Christie earned praise for putting on a brave face and leading his state through Sandy’s devastation but dismayed some fellow Republicans with his lavish praise for Obama's response to the disaster.
Even before the storm hit, Christie told the Newark Star-Ledger, “I appreciated the president’s outreach today in making sure that we know he’s watching this and is concerned about the health and welfare and safety of the people of the state of New Jersey.”
In the waning days of a tight presidential election, Christie kept the love for Obama coming during an interview on NBC, saying, “The president has been outstanding in this."
When the anchors on “Fox and Friends” asked him about the race he refused to get involved in the fray.
“I have no idea, nor am I the least bit concerned or interested," Christie said. "I have got a job to do here in New Jersey that is much bigger than presidential politics. And I could care less about any of that stuff. I have a job to do.
“If you think right now I give a damn about presidential politics, then you don't know me.”
There’s no shortage of pundits to expect that last statement to change, and quick. Statistician and New York Times blogger Nate Silver gave Obama a 91.4 percent chance to win the Electoral College on the night before the election. It was a controversial prediction, but if it rings true and Obama serves for four more years, the expectation is Christie will run in 2016.

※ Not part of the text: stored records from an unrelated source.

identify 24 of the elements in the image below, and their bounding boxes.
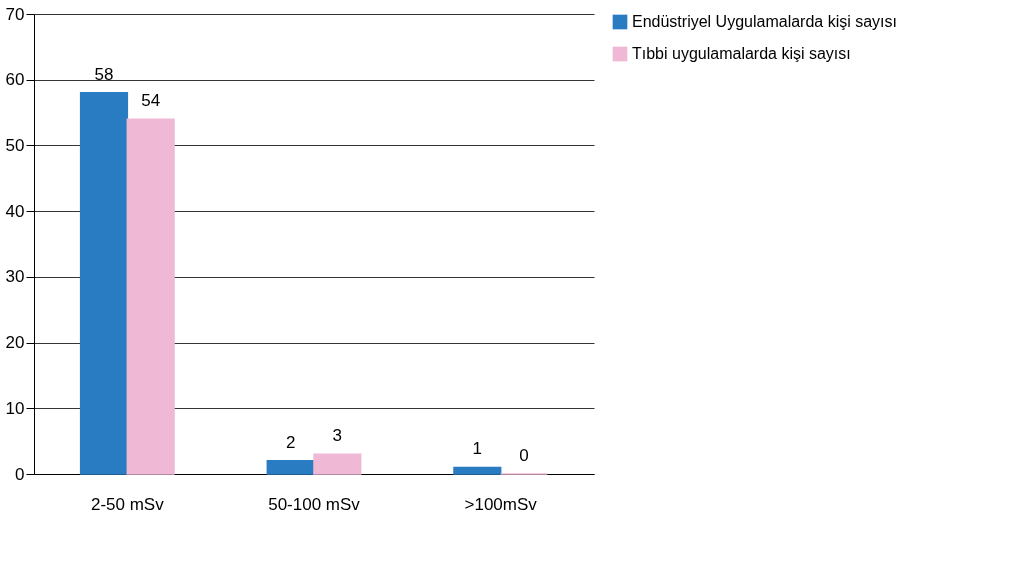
y-tick-label: 70 — [5, 4, 25, 24]
data-label: 2 — [285, 432, 296, 452]
y-tick-label: 60 — [5, 70, 25, 90]
bar — [313, 453, 362, 475]
y-tick-label: 10 — [5, 398, 25, 418]
legend-label: Tıbbi uygulamalarda kişi sayısı — [632, 45, 851, 62]
data-label: 0 — [519, 446, 529, 465]
y-tick-label: 50 — [5, 135, 25, 155]
y-tick-label: 0 — [15, 464, 25, 484]
bar — [266, 460, 315, 475]
bar — [453, 466, 502, 475]
legend-label: Endüstriyel Uygulamalarda kişi sayısı — [632, 13, 897, 30]
x-tick-label: >100mSv — [464, 494, 538, 514]
y-tick-label: 30 — [5, 267, 25, 287]
y-tick-label: 20 — [5, 333, 25, 353]
data-label: 54 — [141, 91, 161, 111]
bar — [79, 92, 129, 475]
data-label: 58 — [94, 64, 114, 84]
data-label: 1 — [472, 439, 483, 459]
bar — [126, 118, 175, 475]
data-label: 3 — [332, 426, 343, 446]
y-tick-label: 40 — [5, 201, 25, 221]
x-tick-label: 50-100 mSv — [268, 494, 361, 514]
x-tick-label: 2-50 mSv — [90, 494, 165, 514]
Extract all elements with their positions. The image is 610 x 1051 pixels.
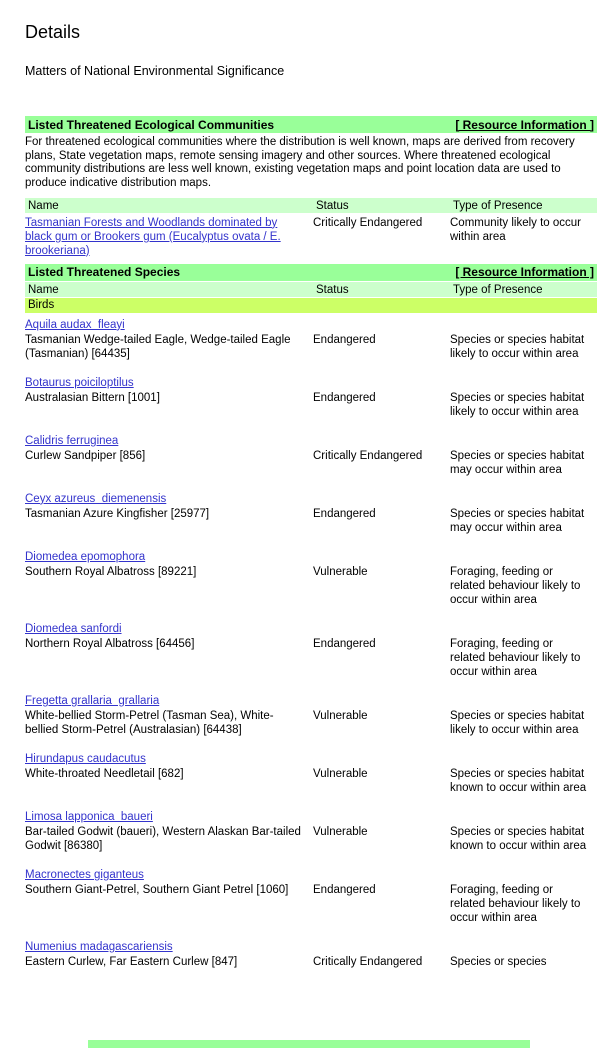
species-status: Endangered bbox=[313, 507, 376, 520]
column-header-presence: Type of Presence bbox=[453, 199, 543, 212]
column-header-name: Name bbox=[28, 199, 59, 212]
species-common-name: Tasmanian Azure Kingfisher [25977] bbox=[25, 507, 210, 520]
species-status: Endangered bbox=[313, 883, 376, 896]
table-row: Botaurus poiciloptilus Australasian Bitt… bbox=[25, 373, 597, 419]
species-common-name: Southern Royal Albatross [89221] bbox=[25, 565, 197, 578]
species-link[interactable]: Botaurus poiciloptilus bbox=[25, 376, 134, 389]
column-header-status: Status bbox=[316, 283, 349, 296]
species-common-name: Australasian Bittern [1001] bbox=[25, 391, 160, 404]
species-status: Endangered bbox=[313, 333, 376, 346]
species-status: Vulnerable bbox=[313, 565, 368, 578]
species-status: Vulnerable bbox=[313, 767, 368, 780]
report-page: Details Matters of National Environmenta… bbox=[25, 22, 597, 969]
species-link[interactable]: Hirundapus caudacutus bbox=[25, 752, 146, 765]
column-header-name: Name bbox=[28, 283, 59, 296]
species-status: Endangered bbox=[313, 391, 376, 404]
species-presence: Foraging, feeding or related behaviour l… bbox=[450, 565, 581, 606]
communities-section-title: Listed Threatened Ecological Communities bbox=[28, 117, 275, 132]
species-common-name: White-bellied Storm-Petrel (Tasman Sea),… bbox=[25, 709, 274, 736]
species-section-header: Listed Threatened Species [ Resource Inf… bbox=[25, 263, 597, 281]
community-status: Critically Endangered bbox=[313, 216, 423, 229]
species-group-row-birds: Birds bbox=[25, 297, 597, 313]
species-table-header: Name Status Type of Presence bbox=[25, 281, 597, 297]
table-row: Fregetta grallaria grallaria White-belli… bbox=[25, 691, 597, 737]
species-presence: Species or species habitat likely to occ… bbox=[450, 333, 585, 360]
table-row: Diomedea sanfordi Northern Royal Albatro… bbox=[25, 619, 597, 679]
species-presence: Species or species bbox=[450, 955, 547, 968]
species-link[interactable]: Aquila audax fleayi bbox=[25, 318, 125, 331]
table-row: Aquila audax fleayi Tasmanian Wedge-tail… bbox=[25, 315, 597, 361]
next-section-bar-partial bbox=[88, 1040, 530, 1048]
table-row: Macronectes giganteus Southern Giant-Pet… bbox=[25, 865, 597, 925]
species-common-name: Eastern Curlew, Far Eastern Curlew [847] bbox=[25, 955, 238, 968]
species-presence: Species or species habitat known to occu… bbox=[450, 825, 587, 852]
page-subtitle: Matters of National Environmental Signif… bbox=[25, 64, 285, 78]
species-presence: Foraging, feeding or related behaviour l… bbox=[450, 883, 581, 924]
species-common-name: Northern Royal Albatross [64456] bbox=[25, 637, 195, 650]
species-presence: Species or species habitat may occur wit… bbox=[450, 507, 585, 534]
communities-table: Tasmanian Forests and Woodlands dominate… bbox=[25, 216, 597, 258]
table-row: Diomedea epomophora Southern Royal Albat… bbox=[25, 547, 597, 607]
table-row: Hirundapus caudacutus White-throated Nee… bbox=[25, 749, 597, 795]
species-link[interactable]: Diomedea epomophora bbox=[25, 550, 146, 563]
species-presence: Species or species habitat may occur wit… bbox=[450, 449, 585, 476]
species-common-name: Southern Giant-Petrel, Southern Giant Pe… bbox=[25, 883, 289, 896]
species-status: Vulnerable bbox=[313, 825, 368, 838]
species-common-name: Bar-tailed Godwit (baueri), Western Alas… bbox=[25, 825, 301, 852]
table-row: Ceyx azureus diemenensis Tasmanian Azure… bbox=[25, 489, 597, 535]
page-title: Details bbox=[25, 22, 81, 42]
species-link[interactable]: Ceyx azureus diemenensis bbox=[25, 492, 167, 505]
table-row: Limosa lapponica baueri Bar-tailed Godwi… bbox=[25, 807, 597, 853]
community-link[interactable]: Tasmanian Forests and Woodlands dominate… bbox=[25, 216, 281, 257]
species-table: Aquila audax fleayi Tasmanian Wedge-tail… bbox=[25, 315, 597, 969]
column-header-status: Status bbox=[316, 199, 349, 212]
communities-table-header: Name Status Type of Presence bbox=[25, 197, 597, 213]
species-common-name: Curlew Sandpiper [856] bbox=[25, 449, 146, 462]
species-link[interactable]: Calidris ferruginea bbox=[25, 434, 119, 447]
species-link[interactable]: Numenius madagascariensis bbox=[25, 940, 173, 953]
column-header-presence: Type of Presence bbox=[453, 283, 543, 296]
species-presence: Species or species habitat known to occu… bbox=[450, 767, 587, 794]
species-link[interactable]: Fregetta grallaria grallaria bbox=[25, 694, 160, 707]
species-common-name: Tasmanian Wedge-tailed Eagle, Wedge-tail… bbox=[25, 333, 291, 360]
table-row: Numenius madagascariensis Eastern Curlew… bbox=[25, 937, 597, 969]
species-status: Critically Endangered bbox=[313, 955, 423, 968]
species-resource-information-link[interactable]: [ Resource Information ] bbox=[455, 265, 594, 280]
species-common-name: White-throated Needletail [682] bbox=[25, 767, 184, 780]
table-row: Calidris ferruginea Curlew Sandpiper [85… bbox=[25, 431, 597, 477]
species-link[interactable]: Diomedea sanfordi bbox=[25, 622, 122, 635]
communities-section-header: Listed Threatened Ecological Communities… bbox=[25, 116, 597, 133]
species-link[interactable]: Macronectes giganteus bbox=[25, 868, 144, 881]
species-status: Vulnerable bbox=[313, 709, 368, 722]
species-presence: Species or species habitat likely to occ… bbox=[450, 709, 585, 736]
species-presence: Species or species habitat likely to occ… bbox=[450, 391, 585, 418]
communities-resource-information-link[interactable]: [ Resource Information ] bbox=[455, 117, 594, 132]
species-presence: Foraging, feeding or related behaviour l… bbox=[450, 637, 581, 678]
table-row: Tasmanian Forests and Woodlands dominate… bbox=[25, 216, 597, 258]
species-status: Endangered bbox=[313, 637, 376, 650]
community-name-cell: Tasmanian Forests and Woodlands dominate… bbox=[25, 216, 313, 258]
species-section-title: Listed Threatened Species bbox=[28, 265, 181, 280]
communities-description: For threatened ecological communities wh… bbox=[25, 136, 575, 190]
species-link[interactable]: Limosa lapponica baueri bbox=[25, 810, 153, 823]
community-presence: Community likely to occur within area bbox=[450, 216, 582, 243]
species-status: Critically Endangered bbox=[313, 449, 423, 462]
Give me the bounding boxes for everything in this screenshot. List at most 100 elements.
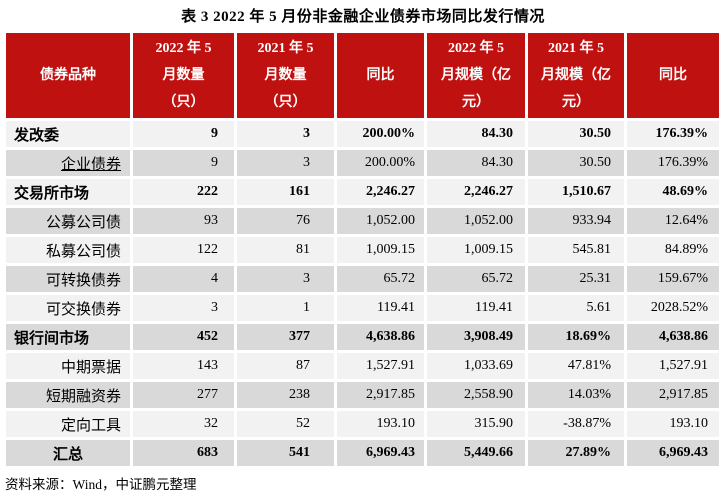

It’s also possible that he’s jumped ship from what could be a sinking Romney campaign. After months of being one of the candidate's biggest supporters, Christie reportedly refused to join Romney at a campaign event in Morrisville, Pa., a short distance from his Statehouse in Trenton. While the GOP candidate thanked Christie for working so hard for his constituents, other were less forgiving.
“You can’t tell me he couldn’t have gone over there for a night rally,” a source inside the Romney campaign told the Huffington Post.
There’s also the recent report that Christie was among the final choices for Republican vice presidential candidates but was ruled out because strategists thought his aggressive persona would outshine Romney. If Obama wins again, though, Christie’s blunt persona could be exactly what the Republicans will be in the market for.